Opinion

Three ways California can fight climate chaos after the wildfires

Parched California, image by grafvision

OPINION – The fires that scorched Southern California last month were the opposite of a “natural” disaster. They were driven by the fossil fuels we burn around the clock. California styles itself as a bastion of progressive thought, but how progressive can we be if we fail to meet this moment with urgent, necessary actions that are well within reach?

Wetter years produce vegetation; drier years turn it into kindling. “Climate chaos” is a better name for this than climate change or global warming. A 2021 study, reconfirmed recently, showed that burning fossil fuels has caused hotter temperatures, longer droughts, and made the atmosphere “thirstier”, driving the increase in wildfires beyond any other factor. Regardless of federal intransigence, state and local policy makers must move forward with aggressive climate emergency actions.

The enormity of this crisis can generate hopelessness. But the costs of inaction, in premature deaths, respiratory illness, and hospital visits, are too great: a recent study put the annual U.S. health costs of fossil fuels and climate change beyond $1 trillion. The California Air Resources Board estimates that exposure to particulate pollution alone causes over 9,000 deaths in California each year.

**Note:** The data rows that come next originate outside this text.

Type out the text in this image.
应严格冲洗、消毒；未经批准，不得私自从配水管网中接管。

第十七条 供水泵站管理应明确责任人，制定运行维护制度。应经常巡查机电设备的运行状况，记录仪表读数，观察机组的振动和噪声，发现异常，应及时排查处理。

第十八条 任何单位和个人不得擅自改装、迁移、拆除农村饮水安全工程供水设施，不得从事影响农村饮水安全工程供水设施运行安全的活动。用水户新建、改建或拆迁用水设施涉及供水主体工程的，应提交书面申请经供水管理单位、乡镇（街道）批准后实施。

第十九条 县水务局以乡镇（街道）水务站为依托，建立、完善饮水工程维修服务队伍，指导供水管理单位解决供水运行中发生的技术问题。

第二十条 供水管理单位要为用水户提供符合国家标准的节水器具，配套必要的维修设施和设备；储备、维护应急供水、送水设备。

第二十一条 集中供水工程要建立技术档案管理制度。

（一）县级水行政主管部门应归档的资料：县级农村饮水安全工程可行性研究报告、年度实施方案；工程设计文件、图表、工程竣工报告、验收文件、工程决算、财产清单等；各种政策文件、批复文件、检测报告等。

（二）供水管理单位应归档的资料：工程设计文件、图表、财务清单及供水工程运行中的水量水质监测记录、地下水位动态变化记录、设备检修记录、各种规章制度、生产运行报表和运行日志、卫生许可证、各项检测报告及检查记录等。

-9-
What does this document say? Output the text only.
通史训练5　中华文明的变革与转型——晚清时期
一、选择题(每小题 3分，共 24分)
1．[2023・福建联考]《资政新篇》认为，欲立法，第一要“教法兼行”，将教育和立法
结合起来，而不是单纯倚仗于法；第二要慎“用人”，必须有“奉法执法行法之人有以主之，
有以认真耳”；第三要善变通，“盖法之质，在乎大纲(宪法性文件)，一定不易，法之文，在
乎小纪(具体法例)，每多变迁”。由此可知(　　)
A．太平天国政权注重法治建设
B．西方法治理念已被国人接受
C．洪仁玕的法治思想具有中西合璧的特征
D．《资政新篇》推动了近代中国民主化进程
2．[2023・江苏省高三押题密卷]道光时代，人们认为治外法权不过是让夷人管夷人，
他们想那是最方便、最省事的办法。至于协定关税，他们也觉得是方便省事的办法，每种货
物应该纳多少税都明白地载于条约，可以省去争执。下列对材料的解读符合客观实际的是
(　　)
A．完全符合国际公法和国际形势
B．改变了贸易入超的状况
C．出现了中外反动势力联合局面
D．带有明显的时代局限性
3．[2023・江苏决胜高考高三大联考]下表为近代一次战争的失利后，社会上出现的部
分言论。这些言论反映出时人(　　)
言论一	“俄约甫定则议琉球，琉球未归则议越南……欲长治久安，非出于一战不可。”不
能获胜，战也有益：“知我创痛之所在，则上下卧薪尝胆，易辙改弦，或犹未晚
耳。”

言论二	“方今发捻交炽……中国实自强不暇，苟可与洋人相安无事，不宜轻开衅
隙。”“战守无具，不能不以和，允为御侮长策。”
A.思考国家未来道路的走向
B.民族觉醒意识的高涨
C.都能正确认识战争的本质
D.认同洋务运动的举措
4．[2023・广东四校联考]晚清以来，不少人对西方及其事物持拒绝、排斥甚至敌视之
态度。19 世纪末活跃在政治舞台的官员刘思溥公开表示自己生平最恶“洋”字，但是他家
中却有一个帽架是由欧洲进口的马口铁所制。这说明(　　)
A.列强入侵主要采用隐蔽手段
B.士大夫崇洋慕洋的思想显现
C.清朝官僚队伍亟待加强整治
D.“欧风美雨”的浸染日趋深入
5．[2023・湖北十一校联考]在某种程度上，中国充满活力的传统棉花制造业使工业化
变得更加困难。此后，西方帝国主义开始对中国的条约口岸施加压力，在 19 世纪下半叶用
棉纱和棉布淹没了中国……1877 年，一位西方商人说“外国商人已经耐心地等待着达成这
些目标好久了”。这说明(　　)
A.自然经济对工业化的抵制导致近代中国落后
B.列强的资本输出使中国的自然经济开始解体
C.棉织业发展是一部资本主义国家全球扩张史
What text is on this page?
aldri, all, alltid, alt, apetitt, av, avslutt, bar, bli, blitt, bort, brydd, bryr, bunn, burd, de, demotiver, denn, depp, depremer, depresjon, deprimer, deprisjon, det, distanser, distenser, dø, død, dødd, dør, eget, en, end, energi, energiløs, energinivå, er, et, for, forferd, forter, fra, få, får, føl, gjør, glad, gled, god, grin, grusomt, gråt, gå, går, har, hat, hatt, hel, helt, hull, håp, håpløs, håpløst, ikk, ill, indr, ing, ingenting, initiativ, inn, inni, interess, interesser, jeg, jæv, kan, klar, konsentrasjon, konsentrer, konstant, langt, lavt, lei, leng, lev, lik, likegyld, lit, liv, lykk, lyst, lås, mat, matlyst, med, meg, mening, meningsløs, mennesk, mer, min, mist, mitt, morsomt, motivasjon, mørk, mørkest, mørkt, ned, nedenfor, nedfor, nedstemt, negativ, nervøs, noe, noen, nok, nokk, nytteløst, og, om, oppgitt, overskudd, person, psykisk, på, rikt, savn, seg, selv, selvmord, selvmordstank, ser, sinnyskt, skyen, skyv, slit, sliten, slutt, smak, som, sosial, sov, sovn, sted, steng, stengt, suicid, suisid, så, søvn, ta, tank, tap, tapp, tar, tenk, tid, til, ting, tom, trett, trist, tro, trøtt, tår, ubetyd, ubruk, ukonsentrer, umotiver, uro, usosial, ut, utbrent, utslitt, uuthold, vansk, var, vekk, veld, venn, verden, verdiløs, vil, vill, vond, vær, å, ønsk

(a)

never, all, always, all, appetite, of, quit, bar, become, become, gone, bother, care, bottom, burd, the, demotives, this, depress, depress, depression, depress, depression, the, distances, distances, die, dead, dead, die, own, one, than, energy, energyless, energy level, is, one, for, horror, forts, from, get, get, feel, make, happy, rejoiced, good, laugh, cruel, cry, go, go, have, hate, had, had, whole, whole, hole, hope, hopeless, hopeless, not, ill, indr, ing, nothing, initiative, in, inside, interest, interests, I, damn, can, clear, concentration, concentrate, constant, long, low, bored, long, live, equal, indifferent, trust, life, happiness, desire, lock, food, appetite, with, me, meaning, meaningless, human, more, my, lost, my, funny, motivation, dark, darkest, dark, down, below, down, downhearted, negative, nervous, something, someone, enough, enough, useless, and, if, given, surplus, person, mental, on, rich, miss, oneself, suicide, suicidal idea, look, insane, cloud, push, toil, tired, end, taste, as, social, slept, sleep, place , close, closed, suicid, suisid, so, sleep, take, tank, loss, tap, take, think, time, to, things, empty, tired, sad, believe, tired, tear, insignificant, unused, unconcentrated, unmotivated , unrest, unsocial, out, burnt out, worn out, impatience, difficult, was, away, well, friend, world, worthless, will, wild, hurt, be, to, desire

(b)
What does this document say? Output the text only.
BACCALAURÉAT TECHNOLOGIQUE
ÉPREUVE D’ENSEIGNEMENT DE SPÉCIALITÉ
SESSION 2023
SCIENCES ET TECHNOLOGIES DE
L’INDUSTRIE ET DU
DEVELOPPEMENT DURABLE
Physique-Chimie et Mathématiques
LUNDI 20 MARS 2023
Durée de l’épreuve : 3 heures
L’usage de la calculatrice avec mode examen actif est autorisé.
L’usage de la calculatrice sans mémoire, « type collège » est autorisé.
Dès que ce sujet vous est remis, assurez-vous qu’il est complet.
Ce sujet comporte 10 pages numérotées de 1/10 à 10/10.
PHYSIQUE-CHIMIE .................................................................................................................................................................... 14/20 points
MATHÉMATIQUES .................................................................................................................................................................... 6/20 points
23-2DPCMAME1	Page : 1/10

Meanwhile, the vulnerable communities that these costs and deaths hit the hardest continue to fight oil and gas companies for an end to the entire life cycle of fossil fuels. The plans are on the table. Let’s take a look.

Leave the oil in the ground: Los Angeles is home to the largest urban oil field in the United States, emitting immense amounts of pollution during production. According to South Coast Air Quality Management District records, oil companies used more than 49,000 tons of toxic chemicals in Los Angeles County between 2013 and 2017. Years of protest won a local ban and phase-out order. A judge overturned it, but a 2024 state law cleared the way forward. It’s time for L.A. city leaders to reinstate the oil drilling ban and adopt the most aggressive phase-out timeline possible for all existing oil production.

Clean up our ports: Together, the ports of Los Angeles and Long Beach are the single largest fixed source of air pollution in Southern California, responsible for more than 100 tons of smog and particulate pollution every day. Both cities should implement the South Coast AQMD’s Indirect Source Rule to reduce toxic and climate pollution at the ports and move towards a zero-emission port.

Build resilience everywhere: Some effects of climate chaos, from ever-larger wildfires to hotter summers, are inevitable, so let’s double down on local resiliency. L.A. City’s underfunded Climate Emergency Mobilization Office (CEMO) is designed to track common threats like extreme heat, coordinate emergency responses and address the socially unequal distribution of climate harms. A doubly- or triply-funded climate resiliency effort can make parks and libraries intro year-round assets that spring into action as life-saving resilience centers when the need for them spikes, whether in the summer heat or the next fire.

As important as funding those centers is engaging community members in their design. Organized communities are resilient communities. Connected and resourced, they spring to one another’s aid when disaster strikes.

The fires have illustrated both the need and the potential for this. People who never thought of themselves as climate activists fear both worse wildfires and their kids breathing in pollution on the soccer field. As hungry today for practical solutions as they are for hope, Californians want a recovery to both restore their neighbors’ lost homes and make their region and state healthier for all.

The people whose neighborhoods burned in these fires, and the communities who have supported them, have all demonstrated immense strength and connectedness. This can power the movement for a resilient future beyond carbon.

The answers are in front of us. Let’s demand them from our leaders together.

Angelo Logan is currently the Senior Director for Environmental and Climate Justice at the Liberty Hill Foundation and has worked in the environmental and climate justice fields for the last 25 years, including serving on the White House Environmental Justice Advisory Council.